= Cabana (ancient lake) =

Ancient lake in the Altiplano

Lake Cabana is an ancient lake in the Altiplano.

The lake reached a water level of 3900 m over the central and northern Altiplano, 90 m above the current lake levels of Lake Titicaca. The Capalla-Ulloma sill, which separates the Altiplano into a northern and southern basin, did not exist at that time and it did not split up the Cabana lake body. It left deposits reaching thicknesses of 50 m of thickness; they have been found on the western and eastern sides of the basin. Erosion platforms and terraces covered with gravels and other wave cut structures are remnants of Lake Cabana.

In 1984, this lake was named by a group of researchers around A. Lavenu. Other ancient lakes on the Altiplano are Lake Mataro, Lake Ballivian, Lake Minchin and Lake Tauca. An erosion surface at 3900 m elevation and associated clays were formerly attributed with Ballivián but today shorelines at that elevation are instead associated with Cabana.
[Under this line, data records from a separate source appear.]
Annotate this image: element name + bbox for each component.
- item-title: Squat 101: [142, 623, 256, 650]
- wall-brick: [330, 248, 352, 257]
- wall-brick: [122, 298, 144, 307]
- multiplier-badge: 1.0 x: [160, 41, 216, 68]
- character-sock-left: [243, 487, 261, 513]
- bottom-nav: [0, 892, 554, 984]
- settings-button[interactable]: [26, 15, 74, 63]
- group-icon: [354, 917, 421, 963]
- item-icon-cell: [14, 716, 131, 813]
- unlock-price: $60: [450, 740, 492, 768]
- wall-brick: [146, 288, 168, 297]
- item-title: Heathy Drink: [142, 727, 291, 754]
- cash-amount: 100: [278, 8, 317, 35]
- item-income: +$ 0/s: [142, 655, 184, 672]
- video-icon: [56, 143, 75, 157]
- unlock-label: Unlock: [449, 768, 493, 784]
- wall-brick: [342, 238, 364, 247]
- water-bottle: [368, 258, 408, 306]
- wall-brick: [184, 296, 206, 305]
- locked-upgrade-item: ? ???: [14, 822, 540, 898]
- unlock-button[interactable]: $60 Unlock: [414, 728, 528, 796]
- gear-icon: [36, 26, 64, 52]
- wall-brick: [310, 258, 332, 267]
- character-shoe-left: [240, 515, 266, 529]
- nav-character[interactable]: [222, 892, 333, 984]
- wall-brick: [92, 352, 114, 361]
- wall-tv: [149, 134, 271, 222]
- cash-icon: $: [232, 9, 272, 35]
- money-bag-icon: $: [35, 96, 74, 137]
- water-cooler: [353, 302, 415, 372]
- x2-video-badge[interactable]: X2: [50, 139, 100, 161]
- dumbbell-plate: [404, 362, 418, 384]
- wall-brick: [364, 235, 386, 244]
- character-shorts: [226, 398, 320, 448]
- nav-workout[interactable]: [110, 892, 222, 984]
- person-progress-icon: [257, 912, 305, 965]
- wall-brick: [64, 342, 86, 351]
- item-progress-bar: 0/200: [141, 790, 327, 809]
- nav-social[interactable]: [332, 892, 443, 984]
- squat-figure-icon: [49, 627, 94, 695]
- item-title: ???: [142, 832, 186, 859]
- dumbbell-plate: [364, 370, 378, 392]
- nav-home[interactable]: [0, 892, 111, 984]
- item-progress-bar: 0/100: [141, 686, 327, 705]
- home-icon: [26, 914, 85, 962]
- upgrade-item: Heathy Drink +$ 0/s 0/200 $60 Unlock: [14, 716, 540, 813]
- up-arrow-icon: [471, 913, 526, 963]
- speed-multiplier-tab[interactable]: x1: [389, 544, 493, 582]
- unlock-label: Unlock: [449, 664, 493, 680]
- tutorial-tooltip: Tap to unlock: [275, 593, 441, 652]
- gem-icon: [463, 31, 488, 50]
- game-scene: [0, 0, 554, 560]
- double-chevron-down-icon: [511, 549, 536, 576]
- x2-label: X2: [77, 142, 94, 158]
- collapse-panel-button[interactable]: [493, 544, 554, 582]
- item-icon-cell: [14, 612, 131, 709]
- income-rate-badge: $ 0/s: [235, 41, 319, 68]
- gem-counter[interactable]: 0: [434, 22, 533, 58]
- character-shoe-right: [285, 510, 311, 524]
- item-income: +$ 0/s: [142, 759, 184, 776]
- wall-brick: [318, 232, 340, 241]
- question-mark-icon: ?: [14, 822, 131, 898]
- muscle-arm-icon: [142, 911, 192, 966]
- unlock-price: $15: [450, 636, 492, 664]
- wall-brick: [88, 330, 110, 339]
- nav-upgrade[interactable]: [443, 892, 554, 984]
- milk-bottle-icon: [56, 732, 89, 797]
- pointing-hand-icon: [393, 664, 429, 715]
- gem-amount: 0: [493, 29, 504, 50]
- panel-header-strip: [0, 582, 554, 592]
The lake existed about 1 million years ago. It was preceded by Lake Mataro and succeeded by Lake Escara and Lake Ballivian, the latter in the north and the former in the south. The Kaluyo glaciation preceded the formation of Lake Cabana, earlier it was believed that the 3900 m high formations predated any glaciation. A phase of tectonic extension in the Titicaca basin may have favoured the formation of this lake. The existence of this lake may have facilitated the diversification of Heleobia snails, but increased speciation only occurred during the subsequent Ballivian episode.